Jess: Recently, one of my favorite Let’s Player’s, Markiplier, released a video about his opinion on the state of Youtube called Youtube Has Changed. It’s a great video and if you have time you should go watch it. He expresses the idea that Youtube has been moving away from smaller and more innovative creation to larger, money making products. It is an upsetting, if perhaps perfectly understandable, trend that sometimes happens in creative communities. Thankfully, from my perspective, the board game industry is doing the opposite.
I started getting serious about my board gaming several years ago and over time I have watched the American creator community blossom.I have seen exciting new ideas being created through the use of self publishing sites like The Game Crafter. I have seen overwhelming support for designers on crowdfunding sites like Kickstarter. Testing grounds like Unpub are amazing resources and let designers and players have an open dialog about games. The times that I have been able to meet with designers, publishers, reviewers, and fans, I have been super impressed with their openness, excitement, and genuineness.
A new Kickstarter, called Larklamp, really encompasses that spirit. Lumo Amuzo, a video game designer for video games at Lucas, Double Fine, Hololabs and Ubisoft studios, has turned his attention to creating an innovative board game using light. His lantern style “game console” uses interchangeable heavy paper stock panels to create patterns out of light that form the board for your game. It is an ingenious mixing of video games and board games in a way I have never seen before and I believe that the community that surrounds board games is making projects like this possible.
The first game for the Larklamp that will be released is called Snyxtrap. Players will use trap tokens to catch a Snyx, a mischievous faye creature that looks like a butterfly. Players can use their spells to lure the Snyx into their traps and away from their opponents. The first one to catch it wins! It is a light game for 2-4 players that can be played by the whole family in 10-20 minutes.

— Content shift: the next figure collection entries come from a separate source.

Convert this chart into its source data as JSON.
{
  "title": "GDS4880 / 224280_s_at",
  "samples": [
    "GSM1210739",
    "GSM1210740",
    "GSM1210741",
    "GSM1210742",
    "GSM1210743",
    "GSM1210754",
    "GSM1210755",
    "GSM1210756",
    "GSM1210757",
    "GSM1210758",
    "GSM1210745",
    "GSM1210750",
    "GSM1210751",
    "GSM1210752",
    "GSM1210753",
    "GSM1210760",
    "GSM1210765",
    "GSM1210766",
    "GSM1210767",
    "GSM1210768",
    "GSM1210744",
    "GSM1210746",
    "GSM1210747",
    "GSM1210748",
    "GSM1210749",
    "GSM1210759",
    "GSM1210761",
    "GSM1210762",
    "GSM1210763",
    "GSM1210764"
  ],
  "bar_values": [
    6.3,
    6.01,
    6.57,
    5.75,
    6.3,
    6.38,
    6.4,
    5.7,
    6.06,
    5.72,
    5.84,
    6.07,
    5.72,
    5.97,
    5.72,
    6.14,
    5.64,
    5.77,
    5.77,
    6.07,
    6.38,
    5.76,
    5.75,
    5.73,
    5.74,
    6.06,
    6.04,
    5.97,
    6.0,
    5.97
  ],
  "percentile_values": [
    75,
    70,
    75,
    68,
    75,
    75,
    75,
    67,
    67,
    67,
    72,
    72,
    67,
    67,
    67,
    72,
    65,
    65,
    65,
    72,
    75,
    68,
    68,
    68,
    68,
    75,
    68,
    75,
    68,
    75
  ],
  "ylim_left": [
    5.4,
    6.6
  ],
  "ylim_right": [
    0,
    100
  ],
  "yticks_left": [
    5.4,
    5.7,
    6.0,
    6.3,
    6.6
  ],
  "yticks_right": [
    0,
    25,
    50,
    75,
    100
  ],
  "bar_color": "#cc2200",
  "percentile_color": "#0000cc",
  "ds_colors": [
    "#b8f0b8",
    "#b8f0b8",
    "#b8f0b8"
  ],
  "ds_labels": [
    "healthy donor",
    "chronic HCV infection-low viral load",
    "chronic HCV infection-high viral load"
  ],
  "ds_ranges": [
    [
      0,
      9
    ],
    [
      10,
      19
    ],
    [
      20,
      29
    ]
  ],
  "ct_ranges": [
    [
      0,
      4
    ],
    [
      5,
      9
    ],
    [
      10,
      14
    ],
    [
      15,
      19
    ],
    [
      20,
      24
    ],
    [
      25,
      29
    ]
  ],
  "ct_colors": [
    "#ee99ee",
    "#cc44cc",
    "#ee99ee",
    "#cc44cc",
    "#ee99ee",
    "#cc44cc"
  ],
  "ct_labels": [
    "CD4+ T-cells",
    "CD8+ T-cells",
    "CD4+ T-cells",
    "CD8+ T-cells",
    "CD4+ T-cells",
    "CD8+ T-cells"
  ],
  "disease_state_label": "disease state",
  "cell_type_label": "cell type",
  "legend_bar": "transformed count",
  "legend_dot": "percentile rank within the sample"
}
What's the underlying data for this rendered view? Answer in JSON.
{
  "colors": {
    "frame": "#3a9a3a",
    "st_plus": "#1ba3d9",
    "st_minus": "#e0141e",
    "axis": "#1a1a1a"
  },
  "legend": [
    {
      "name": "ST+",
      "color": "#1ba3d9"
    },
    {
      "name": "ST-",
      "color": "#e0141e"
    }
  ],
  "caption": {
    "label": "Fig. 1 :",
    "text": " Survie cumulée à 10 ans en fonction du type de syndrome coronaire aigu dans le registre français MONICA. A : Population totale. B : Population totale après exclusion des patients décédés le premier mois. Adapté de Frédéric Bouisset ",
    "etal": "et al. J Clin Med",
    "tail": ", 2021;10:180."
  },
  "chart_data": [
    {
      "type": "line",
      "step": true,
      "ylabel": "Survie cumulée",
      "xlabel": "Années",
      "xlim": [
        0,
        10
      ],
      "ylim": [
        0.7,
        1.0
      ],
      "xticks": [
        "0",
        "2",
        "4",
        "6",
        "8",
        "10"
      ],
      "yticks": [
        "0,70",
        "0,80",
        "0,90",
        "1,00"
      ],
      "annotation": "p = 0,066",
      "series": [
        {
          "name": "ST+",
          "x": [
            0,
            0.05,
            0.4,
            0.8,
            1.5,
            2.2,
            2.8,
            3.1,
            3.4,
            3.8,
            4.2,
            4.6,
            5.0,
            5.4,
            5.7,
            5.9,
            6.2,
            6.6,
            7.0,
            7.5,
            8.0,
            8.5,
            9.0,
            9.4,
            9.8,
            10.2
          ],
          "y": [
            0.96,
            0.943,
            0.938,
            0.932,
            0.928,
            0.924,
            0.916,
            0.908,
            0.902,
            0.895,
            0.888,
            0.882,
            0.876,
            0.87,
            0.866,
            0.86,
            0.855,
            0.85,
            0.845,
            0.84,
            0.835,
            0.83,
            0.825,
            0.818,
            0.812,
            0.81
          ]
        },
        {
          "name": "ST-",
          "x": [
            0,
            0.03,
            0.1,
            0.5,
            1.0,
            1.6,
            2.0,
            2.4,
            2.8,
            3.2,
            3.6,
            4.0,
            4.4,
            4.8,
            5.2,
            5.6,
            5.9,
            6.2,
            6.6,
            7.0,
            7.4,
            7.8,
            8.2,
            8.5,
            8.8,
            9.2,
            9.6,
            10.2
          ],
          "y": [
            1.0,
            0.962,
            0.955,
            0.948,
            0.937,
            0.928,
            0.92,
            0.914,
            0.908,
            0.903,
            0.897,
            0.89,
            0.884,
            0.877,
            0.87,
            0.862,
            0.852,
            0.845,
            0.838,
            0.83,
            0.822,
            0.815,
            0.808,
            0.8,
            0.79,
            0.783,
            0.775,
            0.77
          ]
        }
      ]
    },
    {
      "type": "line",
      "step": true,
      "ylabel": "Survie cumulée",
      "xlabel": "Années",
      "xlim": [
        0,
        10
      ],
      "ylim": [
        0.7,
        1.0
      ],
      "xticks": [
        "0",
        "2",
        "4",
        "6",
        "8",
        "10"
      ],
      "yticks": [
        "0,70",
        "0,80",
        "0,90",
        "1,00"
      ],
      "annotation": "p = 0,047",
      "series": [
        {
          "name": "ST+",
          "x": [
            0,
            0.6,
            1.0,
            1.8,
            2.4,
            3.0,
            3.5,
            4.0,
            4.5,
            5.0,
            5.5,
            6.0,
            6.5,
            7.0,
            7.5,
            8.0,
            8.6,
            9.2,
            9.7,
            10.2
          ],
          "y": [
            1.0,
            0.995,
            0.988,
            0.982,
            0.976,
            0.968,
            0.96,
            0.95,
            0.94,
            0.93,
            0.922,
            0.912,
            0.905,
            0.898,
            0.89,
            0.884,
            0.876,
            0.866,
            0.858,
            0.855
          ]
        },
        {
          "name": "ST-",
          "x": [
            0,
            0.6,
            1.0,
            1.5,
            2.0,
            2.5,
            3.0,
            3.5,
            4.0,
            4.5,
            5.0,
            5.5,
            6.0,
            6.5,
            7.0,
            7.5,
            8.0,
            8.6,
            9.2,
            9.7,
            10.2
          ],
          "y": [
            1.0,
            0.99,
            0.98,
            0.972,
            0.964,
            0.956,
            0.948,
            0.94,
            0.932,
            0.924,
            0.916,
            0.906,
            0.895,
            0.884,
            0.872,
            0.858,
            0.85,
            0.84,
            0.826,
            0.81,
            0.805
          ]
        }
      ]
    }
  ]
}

This game might not become a staple for every household like a Playstation or X-Box might, but this is the right step towards fostering imagination and expanding our ideas of what makes a game. I am beyond thrilled to see these concept games breaking out of the mold and taking risks. That is where we should be going. Experimental game design can bring about some seriously awesome ideas and growing the community to support it is key.
If you would like to check out more about Larklamp head on over to the Kickstarter and consider supporting this really awesome idea. You can get a whole Larklamp system and a copy of Snyxtrap for only $49.
I am seriously hopeful for the future of games and I cannot wait to see what comes next. I really hope that designs like this will inspire new game designers. I also encourage everyone to get involved, make friends, and support each other. By reinforcing our community, we make ourselves stronger. Go team Board Game Fun Havers! (that name may be too long).